Author: Chana Kohl
When my ship touched down on the small moon of E’lyrvst III, nothing struck me particularly outside the ordinary. Host to the largest salvage yard in the sector, V’hara, the proprietor, was known across the explored galaxy for her business acumen and political influence. Visitors could anticipate technological expertise, unrivaled hospitality, and lively entertainment, all while buffered from the palpable heat of an unending desert landscape.
And I needed spare parts.
Her establishment looked much like the caravanserai of Old Earth. An oasis by day, courtyards and alleyways hummed with the bustle of traders and merchants. But as the sun dipped lower, I felt the atmosphere change: hand drummers thumped ancient rhythms as patrons placed their bets. Tellers behind impenetrable windows took wagers from over thirty worlds. Something of importance was taking place and the entire sector was invested.
“Captain Roiz,” V’hara greeted me graciously, “I’m glad you agreed to spend the night planet side while your order is prepared. You’ll find the waiting less terribly dull.” Her eyes glinted like almandine jewels.
After a round of drinks and a light repast, the open courtyard dimmed. A circle of torches kindled, and a ring announcer’s voice boomed, “Distinguished guests, spectators from across this system and beyond, welcome to the match you’ve all been waiting for!”
The stomping of feet by viewers in the stands reverberated like a herd of wildebeests.
“To my right, the emperor of Talsya IV, the tenth-generation successor to the throne,” raising his hand towards the balding, heavy-set man next to him. “Perhaps after tonight, the Talsyans will need to crown the eleventh!”
“And on my left, President Ulrysus Aixt. After 72 consecutive years in elected office, he has served planet Lexuros with distinction. Unfortunately, tonight might be his permanent retirement!”
“Is this for real?” I glanced at my hostess in disbelief. She simply popped an hors d’oeuvre and smiled, “Did you place your bet?”
A brass gong resounded, and the Emperor made the opening move, lunging for the President. The older man, more spry than I first gave him credit for, dodged in time. Both fists came down hard between his opponent’s shoulder blades. The emperor fell to his knees.

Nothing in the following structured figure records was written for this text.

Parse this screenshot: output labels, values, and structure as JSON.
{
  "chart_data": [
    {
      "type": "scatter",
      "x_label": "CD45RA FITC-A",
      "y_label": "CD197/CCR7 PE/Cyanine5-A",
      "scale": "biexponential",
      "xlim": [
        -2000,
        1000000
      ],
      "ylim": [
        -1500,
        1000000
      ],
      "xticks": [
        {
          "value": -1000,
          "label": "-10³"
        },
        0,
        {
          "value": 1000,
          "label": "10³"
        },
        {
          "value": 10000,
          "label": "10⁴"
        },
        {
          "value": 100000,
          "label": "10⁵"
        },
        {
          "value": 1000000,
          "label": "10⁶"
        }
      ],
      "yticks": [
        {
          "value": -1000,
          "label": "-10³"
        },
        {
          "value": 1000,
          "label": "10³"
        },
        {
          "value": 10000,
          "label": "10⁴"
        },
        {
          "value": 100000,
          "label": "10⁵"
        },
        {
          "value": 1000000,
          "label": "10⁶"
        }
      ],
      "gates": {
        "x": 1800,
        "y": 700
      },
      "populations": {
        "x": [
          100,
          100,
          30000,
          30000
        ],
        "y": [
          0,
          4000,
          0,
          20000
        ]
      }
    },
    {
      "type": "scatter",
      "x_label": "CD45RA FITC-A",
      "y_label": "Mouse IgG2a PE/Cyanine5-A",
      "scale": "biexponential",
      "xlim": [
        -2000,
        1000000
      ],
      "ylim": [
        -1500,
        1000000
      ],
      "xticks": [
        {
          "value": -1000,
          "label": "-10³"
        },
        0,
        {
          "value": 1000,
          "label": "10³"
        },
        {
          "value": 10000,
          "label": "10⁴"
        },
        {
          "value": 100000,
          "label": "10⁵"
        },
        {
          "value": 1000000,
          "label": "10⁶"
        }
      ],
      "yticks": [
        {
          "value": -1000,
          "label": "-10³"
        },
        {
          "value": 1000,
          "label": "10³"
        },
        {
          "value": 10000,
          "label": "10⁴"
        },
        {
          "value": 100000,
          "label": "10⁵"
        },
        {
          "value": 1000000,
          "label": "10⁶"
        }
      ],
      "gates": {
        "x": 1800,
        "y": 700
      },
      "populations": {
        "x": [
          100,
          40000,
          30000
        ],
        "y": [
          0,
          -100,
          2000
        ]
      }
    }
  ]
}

“I’m sorry,” my concerns finally found their voice. “What exactly am I watching right now??”
“In our sector, whenever two worlds cannot resolve their disagreements through civil negotiation, the leaders of those worlds must resolve it here, in a fight to the death. It’s the law,” she added, “by popular vote.”
“And you condone this, this…” I reached for the right word. “Brutality?”
“Condone it? I lobbied for it myself! More than half of this sector’s population are of fighting age, likely to be drafted at the whim of any given autocrat. ‘Why can’t everyone get the chance to grow old and fat?’ I asked myself.
“Getting the legislation passed was a piece of cake,” she continued. “The maternal demographic is what did it, actually. Once mothers realized they no longer had to send their daughters and sons to war anymore, the corpus politicus didn’t stand a chance.”
The President had the Emperor in a camel clutch, gnawing at his ear. “C’mon!’ I shot her serious side-eye. “That’s legal??”
A sudden, awful crunch of cartilage and bone echoed through the arena. The Emperor was face down, arms spread defenseless, one leg akimbo. An eerie hush fell, then the crowd roared approval.
“This is barbaric!” I told her. “There’s absolutely no place for something like this in civilized society.”
“Maybe,” she answered, taking a long draw from a gold-plated hookah, “But the ratings are through the roof!”